Seeing as it is April 2014 and there is still snow in my yard, I am still wearing my winter coat and scarf and as I sit down to write this review it is a cold, damp, blustery day it would seem as if it is a little soon to sit down a read a book about the ice storm of December 2013. Despite all that, I have to say I enjoyed this beautifully done book. A picture does paint a thousand words and this book, through pictures taken by award-winning journalists from the Toronto Star as well as from Ontarians documenting their own storm experiences, is a visual record of that storm.

The chapter names succinctly tell what this book is about. “The Storm” contains amazing photographs of the ice that covered every part of Southern Ontario, the massive broken trees that brought down power lines and caved in cars parked beneath them. “Devastating Beauty” shares the photos of sunlight glistening off the ice encrusted trees and fences, nature’s talent in sculpting accidental statues with wind, snow and ice and children making impromptu skating rinks on streets covered in inches of ice. “Pulling Together” has depictions of the brave and tireless city workers trying to restore the power outages. It salutes the brave Ontarians making the best of a bad situation by pulling together, offering shelter to those without hydro and manning warming centers. “The Aftermath” shows in pictures the trials and tribulations of being caught in the storm: unexpected three-day delays of flights at Pearson Airport, volunteers bringing food and grocery vouchers to those who lost Christmas dinner and more when freezers full of food thawed and had to be thrown out and the stamina of the urban wildlife surviving it all.

In his introduction, Michael Cooke, Toronto Star Editor, sums it up nicely by saying, “As you’ll see when you leaf through this book there are dozens of images that tell our stories of pluck and endurance. One man who embodies those attributes is David Farmer, the last man in the region to get his power back. The headline on a Star story about him read, ‘One person still doesn’t have his heat – his name is D-d-d-david.’”

I vividly recall driving to various places in the days following the storm and noticing things I would have liked to photograph – the little sapling tree covered in ice, yet standing straight while the older trees surrounding it were nothing but broken branches … the wire fence coated in ice and glistening in the morning sunlight … the fire hydrant sealed in ice – but for various reasons it was impossible to stop at the time to take the picture.
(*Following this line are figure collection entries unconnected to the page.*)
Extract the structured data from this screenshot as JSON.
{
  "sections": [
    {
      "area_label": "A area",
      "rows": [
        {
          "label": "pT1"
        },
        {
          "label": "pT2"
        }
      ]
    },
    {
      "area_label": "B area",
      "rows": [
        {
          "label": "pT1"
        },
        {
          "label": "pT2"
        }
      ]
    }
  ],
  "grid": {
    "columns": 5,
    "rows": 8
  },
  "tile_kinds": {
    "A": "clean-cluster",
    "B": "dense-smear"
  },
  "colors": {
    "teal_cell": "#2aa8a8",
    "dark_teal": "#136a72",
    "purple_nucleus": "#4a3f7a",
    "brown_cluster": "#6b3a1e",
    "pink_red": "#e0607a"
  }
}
I was very pleasantly surprised to see all those things represented in this book and of course in a manner more impressive than I could have captured with my cell phone camera.

This book will be the book you pull out years from now to show your children, grandchildren or visitors from southern climes what a Canadian Winter can really be like.

Published by ECW Press and the Toronto Star newspaper – they are donating a portion of the proceeds from this book to The Toronto Star Fresh Air Fund. This fund has been sending underprivileged and disabled children to summer camps since 1901.